Les inculpés plaidèrent non coupable aux accusations de piraterie, malgré les preuves évidentes contreeux et les témoignages de non pas un mais plusieurs navires qu'ils avaient pillés. Aucune défense ne fut donnée, et tous furent déclarés coupables. Rackham fut condamné à être pendu, mais Bonny fut peu compatissante et aurait déclaré: "Si vous vous étiez battu comme un homme, vous ne seriez pas pendu comme un chien" (Downie, 193). Comme le voulait la coutume, le corps de Rackham fut suspendu dans une cage pour pourrir à l'air libre, en guise d'avertissement pour ceux qui rêvaient d'une vie de piraterie.

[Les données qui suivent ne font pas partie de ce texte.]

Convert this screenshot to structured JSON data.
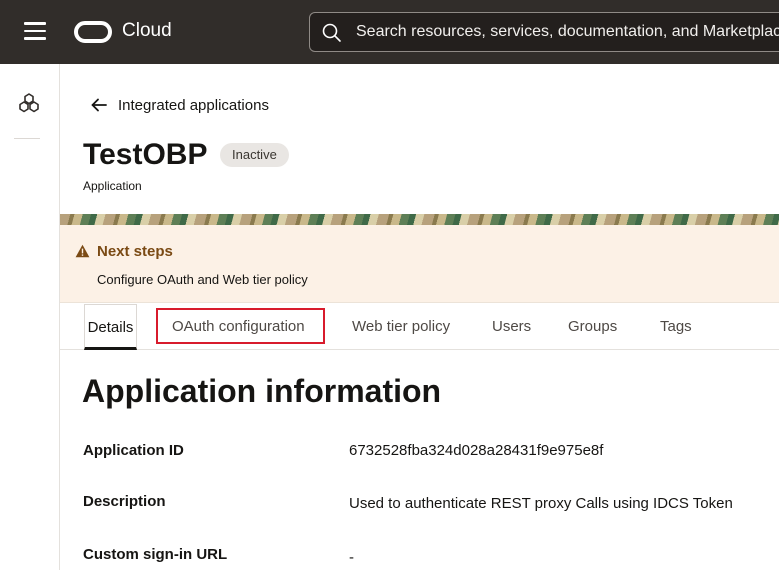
{
  "topbar": {
    "brand": "Cloud",
    "search_placeholder": "Search resources, services, documentation, and Marketplace"
  },
  "breadcrumb": {
    "back_label": "Integrated applications"
  },
  "header": {
    "title": "TestOBP",
    "status": "Inactive",
    "subtitle": "Application"
  },
  "notice": {
    "title": "Next steps",
    "text": "Configure OAuth and Web tier policy"
  },
  "tabs": [
    {
      "label": "Details",
      "active": true
    },
    {
      "label": "OAuth configuration",
      "active": false,
      "highlighted": true
    },
    {
      "label": "Web tier policy",
      "active": false
    },
    {
      "label": "Users",
      "active": false
    },
    {
      "label": "Groups",
      "active": false
    },
    {
      "label": "Tags",
      "active": false
    }
  ],
  "section": {
    "title": "Application information",
    "rows": [
      {
        "label": "Application ID",
        "value": "6732528fba324d028a28431f9e975e8f"
      },
      {
        "label": "Description",
        "value": "Used to authenticate REST proxy Calls using IDCS Token"
      },
      {
        "label": "Custom sign-in URL",
        "value": "-"
      }
    ]
  },
  "colors": {
    "topbar": "#312d2a",
    "notice_bg": "#fcf1e6",
    "notice_title": "#7a4a14",
    "highlight": "#d81b2c"
  },
  "icons": {
    "menu": "hamburger-icon",
    "logo": "oracle-logo-icon",
    "search": "search-icon",
    "rail": "cubes-icon",
    "back": "arrow-left-icon",
    "warning": "warning-icon"
  }
}
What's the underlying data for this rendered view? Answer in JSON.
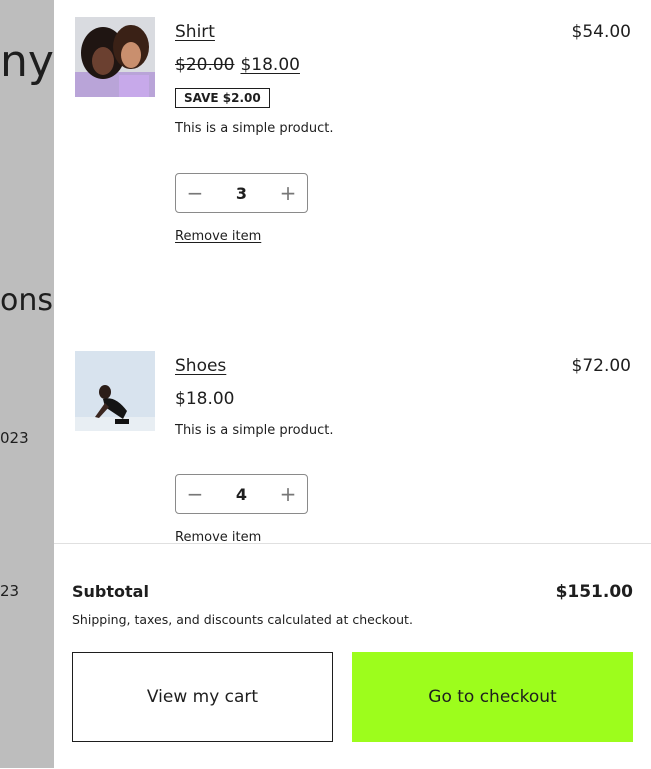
{
  "backdrop": {
    "fragments": [
      "ny",
      "ons",
      "023",
      "23"
    ]
  },
  "cart": {
    "items": [
      {
        "name": "Shirt",
        "line_total": "$54.00",
        "old_price": "$20.00",
        "price": "$18.00",
        "badge": "SAVE $2.00",
        "description": "This is a simple product.",
        "quantity": "3",
        "remove_label": "Remove item",
        "image_icon": "shirt-product-photo"
      },
      {
        "name": "Shoes",
        "line_total": "$72.00",
        "price": "$18.00",
        "description": "This is a simple product.",
        "quantity": "4",
        "remove_label": "Remove item",
        "image_icon": "shoes-product-photo"
      }
    ],
    "qty_minus_glyph": "−",
    "qty_plus_glyph": "+"
  },
  "footer": {
    "subtotal_label": "Subtotal",
    "subtotal_value": "$151.00",
    "note": "Shipping, taxes, and discounts calculated at checkout.",
    "view_cart_label": "View my cart",
    "checkout_label": "Go to checkout"
  },
  "colors": {
    "checkout_accent": "#9dfd1c",
    "backdrop": "#bdbdbd",
    "text": "#1e1e1e"
  }
}
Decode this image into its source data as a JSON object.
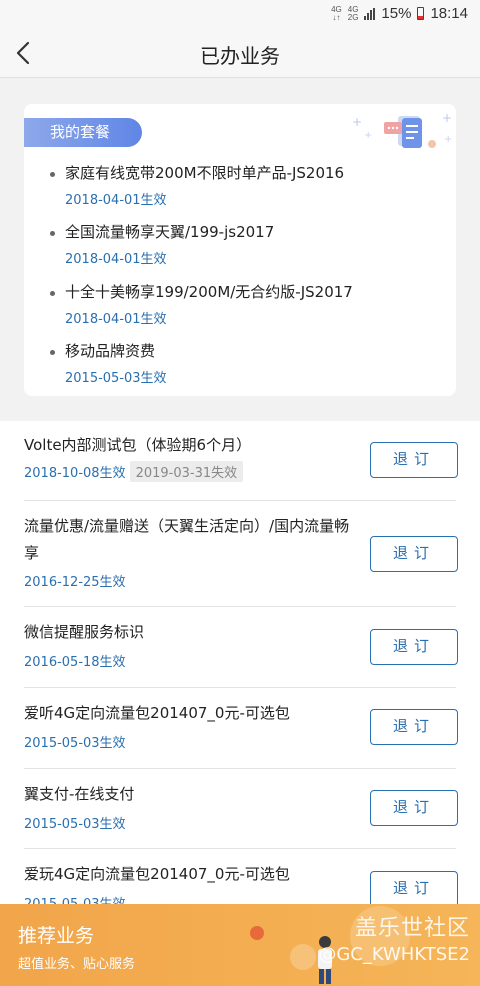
{
  "status_bar": {
    "net1_top": "4G",
    "net1_bottom": "↓↑",
    "net2_top": "4G",
    "net2_bottom": "2G",
    "battery": "15%",
    "time": "18:14"
  },
  "nav": {
    "title": "已办业务"
  },
  "my_plan": {
    "tag": "我的套餐",
    "items": [
      {
        "name": "家庭有线宽带200M不限时单产品-JS2016",
        "date": "2018-04-01生效"
      },
      {
        "name": "全国流量畅享天翼/199-js2017",
        "date": "2018-04-01生效"
      },
      {
        "name": "十全十美畅享199/200M/无合约版-JS2017",
        "date": "2018-04-01生效"
      },
      {
        "name": "移动品牌资费",
        "date": "2015-05-03生效"
      }
    ]
  },
  "services": [
    {
      "name": "Volte内部测试包（体验期6个月）",
      "date": "2018-10-08生效",
      "expire": "2019-03-31失效"
    },
    {
      "name": "流量优惠/流量赠送（天翼生活定向）/国内流量畅享",
      "date": "2016-12-25生效"
    },
    {
      "name": "微信提醒服务标识",
      "date": "2016-05-18生效"
    },
    {
      "name": "爱听4G定向流量包201407_0元-可选包",
      "date": "2015-05-03生效"
    },
    {
      "name": "翼支付-在线支付",
      "date": "2015-05-03生效"
    },
    {
      "name": "爱玩4G定向流量包201407_0元-可选包",
      "date": "2015-05-03生效"
    }
  ],
  "unsubscribe_label": "退订",
  "banner": {
    "title": "推荐业务",
    "subtitle": "超值业务、贴心服务",
    "watermark_1": "盖乐世社区",
    "watermark_2": "@GC_KWHKTSE2"
  },
  "colors": {
    "accent": "#2a6fb0",
    "banner": "#f2a54a",
    "tag": "#6f93e8"
  }
}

Anne Bonny et Mary Read furent également condamnées à être pendues, mais les deux femmes bénéficièrent d'un sursis en révélant à la cour qu'elles étaient toutes deux enceintes. Les lois de l'époque interdisaient l'exécution d'une femme enceinte - l'enfant à naître, lui, était innocent - et Bonny et Read furent donc temporairement autorisées à vivre. Les deux femmes furent examinées pour s'assurer qu'elles disaient la vérité. Read est enregistrée dans le registre paroissial du district de Sainte Catherine comme étant morte de fièvre dans une prison jamaïcaine en 1721, elle fut enterrée le 28 avril.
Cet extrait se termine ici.